Uma
escritora inglesa, Virginia Woolf, querendo provar que mulher
nenhuma, na época de Shakespeare, poderia ter escrito as peças de
Shakespeare, inventou para este último uma irmã que se chamaria
Judith.
Judith
teria o mesmo temperamento que seu irmãozinho William, e a mesma
vocação.
Na
verdade, seria outro Shakespeare, só que, por delicada fatalidade da
natureza, seria mulher.
Antes,
em poucas palavras, Virginia Woolf descreveu a vida do próprio
William:
Frequentara
escolas, estudara em latim Ovídio, Virgílio, Horácio, além de
absorver os outros princípios de cultura de sua época.
Em
menino, caçara coelhos, perambulara pelas vizinhanças, espiara bem
o que queria espiar, armazenando infância (isso digo eu).
Como
rapazinho, foi obrigado a casar-se, por questão de honra, um pouco
apressadamente demais.
O
casamento forçado e prematuro fez nascer nele uma grande vontade de
escapar.
E
ei-lo a caminho de Londres, em busca da sorte.
Como
depois foi posteriormente bem provado, William tinha gosto por
teatro. Começou então por empregar-se como “olheiro” de
cavalos, à porta de um teatro. Passou a imiscuir-se entre os atores.
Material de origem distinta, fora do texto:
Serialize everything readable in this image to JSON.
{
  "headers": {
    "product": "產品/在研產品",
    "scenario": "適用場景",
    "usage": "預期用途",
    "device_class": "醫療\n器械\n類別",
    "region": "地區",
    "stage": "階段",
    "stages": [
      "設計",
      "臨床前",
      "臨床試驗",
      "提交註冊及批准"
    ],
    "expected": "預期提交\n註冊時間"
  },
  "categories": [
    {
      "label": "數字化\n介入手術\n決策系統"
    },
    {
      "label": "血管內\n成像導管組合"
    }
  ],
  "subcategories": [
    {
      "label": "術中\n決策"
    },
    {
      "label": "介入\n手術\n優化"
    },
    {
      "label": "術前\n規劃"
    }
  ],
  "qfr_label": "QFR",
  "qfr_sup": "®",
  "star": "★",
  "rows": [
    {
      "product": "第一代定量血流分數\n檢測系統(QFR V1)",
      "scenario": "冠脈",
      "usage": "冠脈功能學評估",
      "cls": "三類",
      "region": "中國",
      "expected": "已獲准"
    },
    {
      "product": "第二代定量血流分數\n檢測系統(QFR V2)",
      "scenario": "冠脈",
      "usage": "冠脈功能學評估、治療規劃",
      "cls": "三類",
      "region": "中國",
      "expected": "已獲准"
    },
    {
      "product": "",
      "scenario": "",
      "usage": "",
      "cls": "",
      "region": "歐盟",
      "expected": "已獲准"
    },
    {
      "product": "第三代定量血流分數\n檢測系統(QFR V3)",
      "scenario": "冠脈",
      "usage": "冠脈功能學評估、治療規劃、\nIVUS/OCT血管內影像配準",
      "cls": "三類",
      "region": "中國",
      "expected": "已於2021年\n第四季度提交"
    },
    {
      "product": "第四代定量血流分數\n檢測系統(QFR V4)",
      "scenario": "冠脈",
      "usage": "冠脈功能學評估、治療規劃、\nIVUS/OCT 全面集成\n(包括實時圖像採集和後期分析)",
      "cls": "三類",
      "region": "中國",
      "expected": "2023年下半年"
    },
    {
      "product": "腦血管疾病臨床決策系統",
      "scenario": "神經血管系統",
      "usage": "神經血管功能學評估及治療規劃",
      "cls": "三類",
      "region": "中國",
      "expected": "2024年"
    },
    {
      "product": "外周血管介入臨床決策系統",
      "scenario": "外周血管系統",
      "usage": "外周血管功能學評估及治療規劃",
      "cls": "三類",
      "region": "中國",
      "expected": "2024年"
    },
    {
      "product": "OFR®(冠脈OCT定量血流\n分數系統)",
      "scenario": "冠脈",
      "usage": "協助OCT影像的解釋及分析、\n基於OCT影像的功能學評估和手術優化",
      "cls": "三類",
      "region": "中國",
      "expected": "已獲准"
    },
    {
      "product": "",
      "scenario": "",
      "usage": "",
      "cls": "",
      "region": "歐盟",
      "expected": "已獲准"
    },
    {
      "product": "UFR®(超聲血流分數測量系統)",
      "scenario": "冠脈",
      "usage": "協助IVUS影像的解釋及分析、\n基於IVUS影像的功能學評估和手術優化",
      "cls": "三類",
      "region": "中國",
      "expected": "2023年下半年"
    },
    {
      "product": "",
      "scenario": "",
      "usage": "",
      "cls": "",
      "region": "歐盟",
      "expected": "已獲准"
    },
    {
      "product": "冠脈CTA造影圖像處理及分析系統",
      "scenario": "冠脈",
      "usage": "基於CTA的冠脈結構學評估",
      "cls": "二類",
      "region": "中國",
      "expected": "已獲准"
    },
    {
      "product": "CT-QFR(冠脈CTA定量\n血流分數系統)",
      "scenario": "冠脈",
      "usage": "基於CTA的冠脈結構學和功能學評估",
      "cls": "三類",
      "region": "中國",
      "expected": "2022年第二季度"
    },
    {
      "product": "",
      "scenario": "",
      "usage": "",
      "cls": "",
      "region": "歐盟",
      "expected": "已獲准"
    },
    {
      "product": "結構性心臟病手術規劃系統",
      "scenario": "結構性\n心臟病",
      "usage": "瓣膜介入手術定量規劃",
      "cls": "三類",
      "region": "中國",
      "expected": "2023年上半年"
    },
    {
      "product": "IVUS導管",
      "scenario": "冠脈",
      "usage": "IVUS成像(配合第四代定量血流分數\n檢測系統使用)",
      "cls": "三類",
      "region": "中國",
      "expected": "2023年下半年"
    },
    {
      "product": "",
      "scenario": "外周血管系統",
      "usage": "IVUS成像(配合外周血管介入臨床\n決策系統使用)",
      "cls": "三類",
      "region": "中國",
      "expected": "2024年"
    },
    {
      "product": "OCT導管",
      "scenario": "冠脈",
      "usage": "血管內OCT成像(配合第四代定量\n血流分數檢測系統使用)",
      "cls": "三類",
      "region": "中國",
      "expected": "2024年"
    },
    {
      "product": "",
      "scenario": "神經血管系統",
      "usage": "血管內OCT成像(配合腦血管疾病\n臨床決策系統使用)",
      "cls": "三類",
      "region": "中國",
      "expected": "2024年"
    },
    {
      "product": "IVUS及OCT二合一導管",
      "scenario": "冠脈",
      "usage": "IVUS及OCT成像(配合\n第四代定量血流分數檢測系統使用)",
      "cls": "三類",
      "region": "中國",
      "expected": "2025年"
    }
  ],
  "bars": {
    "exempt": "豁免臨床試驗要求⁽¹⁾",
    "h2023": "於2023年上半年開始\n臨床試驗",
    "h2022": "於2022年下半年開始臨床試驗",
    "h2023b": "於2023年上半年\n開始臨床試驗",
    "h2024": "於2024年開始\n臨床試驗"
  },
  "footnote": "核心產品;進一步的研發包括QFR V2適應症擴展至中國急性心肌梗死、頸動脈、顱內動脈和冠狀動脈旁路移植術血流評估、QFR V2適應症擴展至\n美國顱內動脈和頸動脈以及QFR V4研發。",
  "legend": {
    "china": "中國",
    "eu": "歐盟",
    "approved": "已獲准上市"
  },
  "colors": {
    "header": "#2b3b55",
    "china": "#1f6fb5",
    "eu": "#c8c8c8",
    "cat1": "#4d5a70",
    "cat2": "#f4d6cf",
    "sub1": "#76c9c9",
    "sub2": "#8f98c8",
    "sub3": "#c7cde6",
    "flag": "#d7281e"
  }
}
Conseguiu ser um deles. Frequentou o mundo, aguçou a experiência e
as palavras ao ter contato com as ruas e o povo, ganhou acesso ao
palácio da rainha e terminou sendo aquele que pelos séculos se
chamará sempre William Shakespeare.
E
Judith?
Para
começo de conversa, Judith não seria mandada para a escola, pois
era menina.
E
ninguém lê latim sem ao menos ter aprendido as declinações. É
verdade que, tendo tanta avidez por aprender, às vezes pegava nos
livros do irmão. Os pais intervinham: mandavam-na cerzir meias ou
vigiar o assado.
Não
era por mal, mas adoravam-na e queriam que ela se tornasse no futuro
uma verdadeira mulher. Eis que chega a época de casar. Judith ainda
não queria. E, igual ao irmão, sonhava com o amplo mundo. Negou-se
a casar-se. Então apanhou do pai, que era bom pai e queria a sua
felicidade, e viu correrem as lágrimas da mãe, que era suave e
sofria pelo destino da filha.
Em
luta contra tudo – pois é preciso não esquecer que Judith tinha o
mesmo ímpeto de seu irmão William – em luta contra tudo, ela
arrumou uma trouxa de roupa e fugiu para Londres.
Também
Judith gostava de teatro. Parou à porta de um, disse que queria
trabalhar com os artistas, ser um deles. Foi uma risada geral, todos
logicamente imaginaram outra coisa diante daquela mocinha
inexperiente e ingênua.
Sem
dinheiro, sem comida, sem emprego, restava-lhe andar pelas ruas.
Finalmente
alguém – e era um homem – teve pena dela. Através da qual,
quero dizer, da pena, em breve Judith esperava um filho.
Até
que, numa noite de inverno, ela se matou.
E
assim acaba a história que não existiu.
“Quem”,
diz Virginia Woolf, “poderá calcular o calor e a violência de um
coração de poeta quando preso no corpo de uma mulher?”